- Kategori
- Tarih
Şehzade Mustafa Han
Başına geleceklerden haberdar ama masumluğun verdiği güç ile çadırın önüne geldi... Silahları istendi gönül rahatlığı ile verdi.. Neden vermesin ki?
40 yaşına yaklaşmış sakalallarına ak düşmüş ; halkın, askerin ve tüm devlet ricalinin sevgilisi olmuş bir şehzadeydi... Dahası sağlığında Sultan ve Han yakıştırması yapılan tek şehzadeydi... Bir de tahta geçmeden Sultan olarak anılan Fatih'in talihsiz oğlu Şehzade Cem var...
Kendi adına yapılan tüm entrikaları öğrenmişti... İran Şahına yazılan mektuplar İstanbul'a gelen sözde şikayet mektıpları onları.... Hepsini biliyor ancak tek bir şeyi bilmiyordu...
Babası yani Kanuni'deki Baba fobisini..
Kanuni'nin babası Yavuz Sultan Selim kimsenin şans tanımadığı ve babası tarafından Trabzona sürülen bir şehzadeydi... Babası Sultan Beyazıt Han tahta oğlu Şehzade Ahmet'i geçirmek istemiş hatta şehzade Üsküdar'a dahi gelmişti...
Ancak hesaba katmadıkları birşey vardı... Kapıkulları... Yeniçeriler...
Yeniçeriler istemezük dediler ve yağlı kemende kurban gidecek şehzade Selim'in tahta geçmesini sağladılar...
Selim babasının yaptıklarını asla unutmadı... Ve onu Dimetoka sarayı yerine ahirete gönderirken 40 yaşını aşmış abilerini ve yeğenlerini de ihmal etmedi (!)
Şehzade Mustafa'nın halk arasında "Yavuzun mezardan çıkmış hali" diye adlandırılması, yeniçerilerin ona koşulsuz destek vermesi ve hatta onun Amasya sancağına gönderilmesine karşı gelmeleri ve koca devletin tarihinde ilk defa askerlere "Veliaht Şehzade Mustafa'dır.. Atama sürgün değil İran sınırının güvenliğini sağlamak içindir' gibi bir açıklama yapmak zorunda olması Kanuni'nin uykularından uyandırmaya yetti...
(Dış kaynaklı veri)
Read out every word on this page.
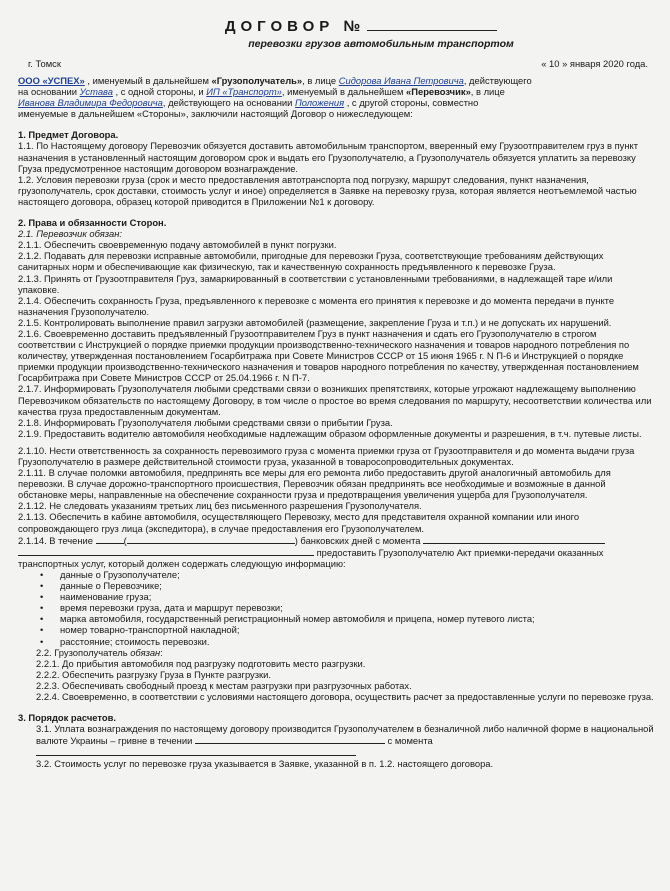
ДОГОВОР №
перевозки грузов автомобильным транспортом
г. Томск	« 10 » января 2020 года.

ООО «УСПЕХ» , именуемый в дальнейшем «Грузополучатель», в лице Сидорова Ивана Петровича, действующего

на основании Устава , с одной стороны, и ИП «Транспорт», именуемый в дальнейшем «Перевозчик», в лице

Иванова Владимира Федоровича, действующего на основании Положения , с другой стороны, совместно

именуемые в дальнейшем «Стороны», заключили настоящий Договор о нижеследующем:

1. Предмет Договора.

1.1. По Настоящему договору Перевозчик обязуется доставить автомобильным транспортом, вверенный ему Грузоотправителем груз в пункт назначения в установленный настоящим договором срок и выдать его Грузополучателю, а Грузополучатель обязуется уплатить за перевозку Груза предусмотренное настоящим договором вознаграждение.

1.2. Условия перевозки груза (срок и место предоставления автотранспорта под погрузку, маршрут следования, пункт назначения, грузополучатель, срок доставки, стоимость услуг и иное) определяется в Заявке на перевозку груза, которая является неотъемлемой частью настоящего договора, образец которой приводится в Приложении №1 к договору.

2. Права и обязанности Сторон.

2.1. Перевозчик обязан:

2.1.1. Обеспечить своевременную подачу автомобилей в пункт погрузки.

2.1.2. Подавать для перевозки исправные автомобили, пригодные для перевозки Груза, соответствующие требованиям действующих санитарных норм и обеспечивающие как физическую, так и качественную сохранность предъявленного к перевозке Груза.

2.1.3. Принять от Грузоотправителя Груз, замаркированный в соответствии с установленными требованиями, в надлежащей таре и/или упаковке.

2.1.4. Обеспечить сохранность Груза, предъявленного к перевозке с момента его принятия к перевозке и до момента передачи в пункте назначения Грузополучателю.

2.1.5. Контролировать выполнение правил загрузки автомобилей (размещение, закрепление Груза и т.п.) и не допускать их нарушений.

2.1.6. Своевременно доставить предъявленный Грузоотправителем Груз в пункт назначения и сдать его Грузополучателю в строгом соответствии с Инструкцией о порядке приемки продукции производственно-технического назначения и товаров народного потребления по количеству, утвержденная постановлением Госарбитража при Совете Министров СССР от 15 июня 1965 г. N П-6 и Инструкцией о порядке приемки продукции производственно-технического назначения и товаров народного потребления по качеству, утвержденная постановлением Госарбитража при Совете Министров СССР от 25.04.1966 г. N П-7.

2.1.7. Информировать Грузополучателя любыми средствами связи о возникших препятствиях, которые угрожают надлежащему выполнению Перевозчиком обязательств по настоящему Договору, в том числе о простое во время следования по маршруту, несоответствии количества или качества груза предоставленным документам.

2.1.8. Информировать Грузополучателя любыми средствами связи о прибытии Груза.

2.1.9. Предоставить водителю автомобиля необходимые надлежащим образом оформленные документы и разрешения, в т.ч. путевые листы.

2.1.10. Нести ответственность за сохранность перевозимого груза с момента приемки груза от Грузоотправителя и до момента выдачи груза Грузополучателю в размере действительной стоимости груза, указанной в товаросопроводительных документах.

2.1.11. В случае поломки автомобиля, предпринять все меры для его ремонта либо предоставить другой аналогичный автомобиль для перевозки. В случае дорожно-транспортного происшествия, Перевозчик обязан предпринять все необходимые и возможные в данной обстановке меры, направленные на обеспечение сохранности груза и предотвращения увеличения ущерба для Грузополучателя.

2.1.12. Не следовать указаниям третьих лиц без письменного разрешения Грузополучателя.

2.1.13. Обеспечить в кабине автомобиля, осуществляющего Перевозку, место для представителя охранной компании или иного сопровождающего груз лица (экспедитора), в случае предоставления его Грузополучателем.

2.1.14. В течение	(	) банковских дней с момента
предоставить Грузополучателю Акт приемки-передачи оказанных транспортных услуг, который должен содержать следующую информацию:

• данные о Грузополучателе;
• данные о Перевозчике;
• наименование груза;
• время перевозки груза, дата и маршрут перевозки;
• марка автомобиля, государственный регистрационный номер автомобиля и прицепа, номер путевого листа;
• номер товарно-транспортной накладной;
• расстояние; стоимость перевозки.

2.2. Грузополучатель обязан:

2.2.1. До прибытия автомобиля под разгрузку подготовить место разгрузки.

2.2.2. Обеспечить разгрузку Груза в Пункте разгрузки.

2.2.3. Обеспечивать свободный проезд к местам разгрузки при разгрузочных работах.

2.2.4. Своевременно, в соответствии с условиями настоящего договора, осуществить расчет за предоставленные услуги по перевозке груза.

3. Порядок расчетов.

3.1. Уплата вознаграждения по настоящему договору производится Грузополучателем в безналичной либо наличной форме в национальной валюте Украины – гривне в течении	с момента

3.2. Стоимость услуг по перевозке груза указывается в Заявке, указанной в п. 1.2. настоящего договора.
Ya kendisi dedesinin ve söylenti olduğu üzere 2.Murat'ın akibetine uğrarsa... ya çok sevdiği Hürreminden olan şehzadelerinin yağlı kemente gittiklerine şahit olursa....
Mustafa'nın bilmediği buydu... Çadıra girdi.. Hünkarım dedi perdenin ardındaki kalbi taş kesmiş adama... Koluna bacağına sarılan iblisleri hissetti.. Nefesleri çıkıyor sesleri çıkmıyordu... dilsizlerdi, acımasızlardı.. Ancak başaramıyorlardı.. Şehzade olanca gücüyle 4 tanesini yere yığmayı başardı.. O esnada "baba görmüyormusun oğluna ne yapıyorlar" dedi... Görüyordu Kanuni duyuyordu ancak durduracağı yerde akıl verdi oğlunun cellatlarına..."Başındaki kavuğu çıkartın tılsımlıdır" kavuk çıktı Zaloğlu arkadan yanaştı kement boğazına geçirildi...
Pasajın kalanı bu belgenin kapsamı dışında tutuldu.